Lead Software Engineer, Data

Job Description

We are looking for a Lead Software Engineer - Data to join our growing Webapps Team! Reporting to the Engineering Manager, you will evolve our data models in several styles of datastores, improve internal tooling to allow data self-service, operationalize production-grade data pipelines, and build out strong data store abstractions for our web-application services. As part of this role, you'll collaborate with a world-class team, experience growth and mentorship, and apply data engineering solutions to shape the future of scientific discovery.


You Will:
  • Leverage a deep understanding of the business context and the team’s goals to unlock independent technical decisions in the face of open-ended requirements
  • Identify and address misalignments between project outcomes and Platform/team goals or customer needs
  • Proactively identify new opportunities (from both internal and external sources) and advocates for and implements improvements to the current state of projects — potentially having a broader business impact across multiple teams or products
  • Take responsibility for your own decisions and mistakes on projects and take action to prevent them in the future.

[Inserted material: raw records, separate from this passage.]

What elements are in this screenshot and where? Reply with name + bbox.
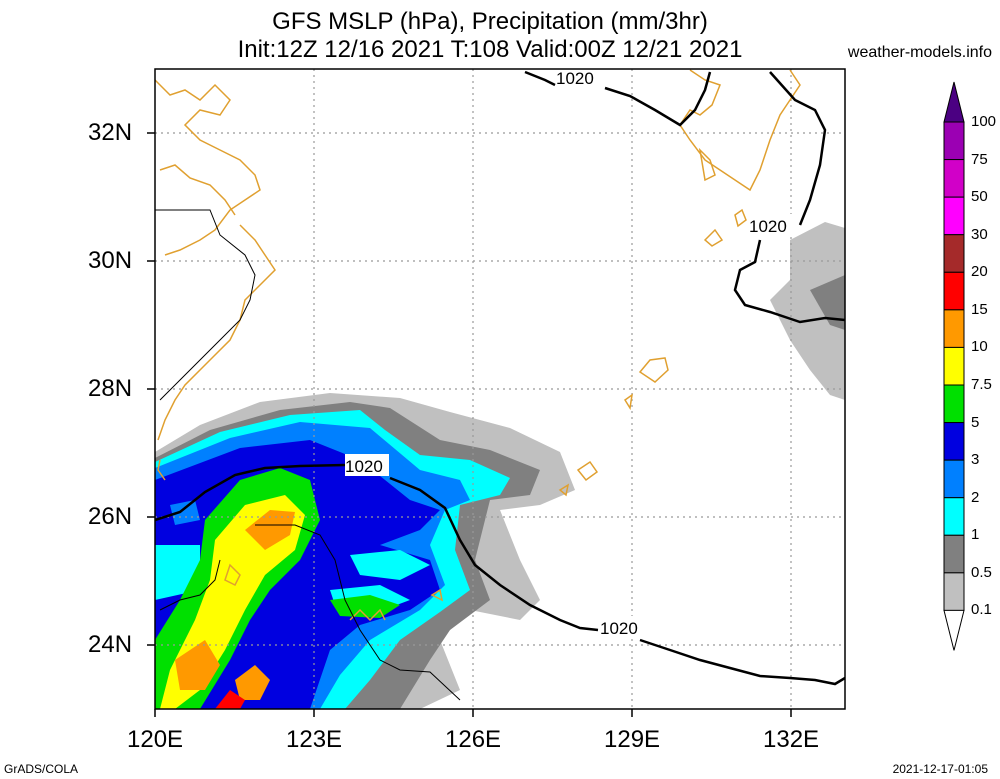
precip-10	[235, 665, 270, 700]
isobar-1020	[524, 70, 556, 87]
legend-swatch	[943, 81, 965, 123]
precip-0p1	[770, 222, 845, 400]
isobar-1020	[389, 476, 599, 632]
isobar-1020	[769, 71, 827, 226]
legend-swatch	[943, 572, 965, 611]
axis-ticks	[147, 132, 792, 717]
isobar-1020	[155, 463, 346, 522]
legend-swatch	[943, 384, 965, 424]
precip-legend-bar	[943, 81, 965, 651]
lon-label: 126E	[445, 726, 502, 753]
legend-label: 7.5	[971, 376, 992, 393]
lon-label: 123E	[286, 726, 343, 753]
precip-1	[350, 550, 430, 580]
legend-swatch	[943, 609, 965, 651]
coastlines	[155, 69, 801, 622]
legend-label: 15	[971, 300, 988, 318]
isobar-label: 1020	[556, 69, 594, 88]
legend-swatch	[943, 159, 965, 198]
legend-swatch	[943, 497, 965, 536]
legend-swatch	[943, 234, 965, 273]
precip-2	[170, 500, 200, 525]
precip-10	[245, 510, 295, 550]
isobar-labels: 1020 1020 1020 1020	[345, 68, 793, 638]
legend-label: 5	[971, 413, 980, 431]
borders	[155, 209, 461, 701]
lon-label: 132E	[763, 726, 820, 753]
legend-label: 100	[971, 113, 997, 130]
footer-timestamp: 2021-12-17-01:05	[892, 762, 988, 776]
precip-15	[215, 690, 245, 709]
precip-5	[330, 595, 400, 618]
map-subtitle: Init:12Z 12/16 2021 T:108 Valid:00Z 12/2…	[237, 36, 743, 63]
legend-swatch	[943, 346, 965, 386]
isobar-1020	[733, 239, 845, 324]
lat-label: 30N	[88, 247, 133, 274]
lat-label: 24N	[88, 631, 133, 658]
isobar-label: 1020	[600, 619, 638, 638]
legend-swatch	[943, 121, 965, 161]
isobar-1020	[604, 71, 712, 127]
legend-swatch	[943, 422, 965, 461]
isobars	[155, 70, 845, 686]
lon-label: 120E	[127, 726, 184, 753]
isobar-1020	[639, 638, 845, 686]
legend-label: 75	[971, 150, 988, 168]
precip-field	[155, 222, 845, 709]
legend-label: 50	[971, 188, 988, 206]
isobar-label: 1020	[345, 457, 383, 476]
legend-label: 0.5	[971, 563, 992, 581]
legend-swatch	[943, 534, 965, 574]
lat-label: 26N	[88, 503, 133, 530]
legend-label: 1	[971, 526, 980, 544]
legend-swatch	[943, 196, 965, 236]
footer-software: GrADS/COLA	[4, 762, 79, 776]
legend-swatch	[943, 309, 965, 348]
legend-swatch	[943, 271, 965, 311]
map-title: GFS MSLP (hPa), Precipitation (mm/3hr)	[272, 8, 708, 35]
legend-label: 3	[971, 451, 980, 469]
legend-label: 20	[971, 263, 988, 281]
legend-swatch	[943, 459, 965, 499]
lon-label: 129E	[604, 726, 661, 753]
lat-label: 28N	[88, 375, 133, 402]
legend-label: 2	[971, 488, 980, 506]
legend-label: 10	[971, 338, 988, 356]
isobar-label: 1020	[749, 217, 787, 236]
legend-label: 30	[971, 225, 988, 243]
precip-0p5	[810, 275, 845, 330]
legend-label: 0.1	[971, 601, 992, 619]
source-label: weather-models.info	[847, 44, 992, 61]
precip-10	[175, 640, 220, 690]
lat-label: 32N	[88, 119, 133, 146]
graticule	[155, 69, 845, 709]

Embrace and share the learnings with others to help prevent future occurrences
  • Encounter barriers; unblock self and team by proactively assessing and eliminating the root cause and focusing on the solutions
  • Respond with urgency and drive urgency in own team to operational issues, owning resolution within one's sphere of responsibility
  • Actively seek out and eliminate sources of toil on the team and help reduce the impact of priority shifts
  • Be unafraid of challenging the status quo and proposing newer technologies or ways of working
  • Proactively create and update playbooks or Retros for components in their domain
  • Acts as a Technical DRI on multiple projects and enforces quality standards on team's code
  • Scale data pipelines to allow our data to go from research to platform quickly and reliably
  • Manage sources that contain both semi-structured and unstructured data
  • Collaborate with ML, Data engineers, and Science to solve complex document mining challenges, helping us capture and model additional scientific experiments
  • Use your experience to help define and apply best practices for a broad platform of technologies in a cloud-based environment
  • Lead or consult the authoring of engineering design proposals following the unified Platform Stream roadmap at BenchSci and be responsible for overseeing architectural decisions in your area
  • Lead sprint planning, estimations, and code + design reviews
  • Partner with the Engineering Manager and other Tech Leads to recruit and build the team
  • Provides troubleshooting analysis and resolution
  • Spend ~50% of your time with hands-on coding tasks

  • You Have:
  • A degree in Computer Science/Engineering  or a related field within science
  • 8+ years of experience working as a professional developer
  • Experience in Python with related data engineering libraries (Pandas, Spark, etc.)
  • Expertise in relational databases and SQL (e.g., PostgreSQL, MySQL) and experience with vector and graph databases (e.g., Pinecone, Neo4j)
  • Experience with cloud reference architectures and developing specialized stacks on cloud services
  • Deep understanding of data quality and integration test frameworks
  • Conceptual understanding in a data-driven software engineering environment and how to use data to make decisions
  • A track record in building high-quality, maintainable code
  • Strong communication, collaboration, and strategic problem-solving skills
  • A proactive approach to driving team success and improving workflows.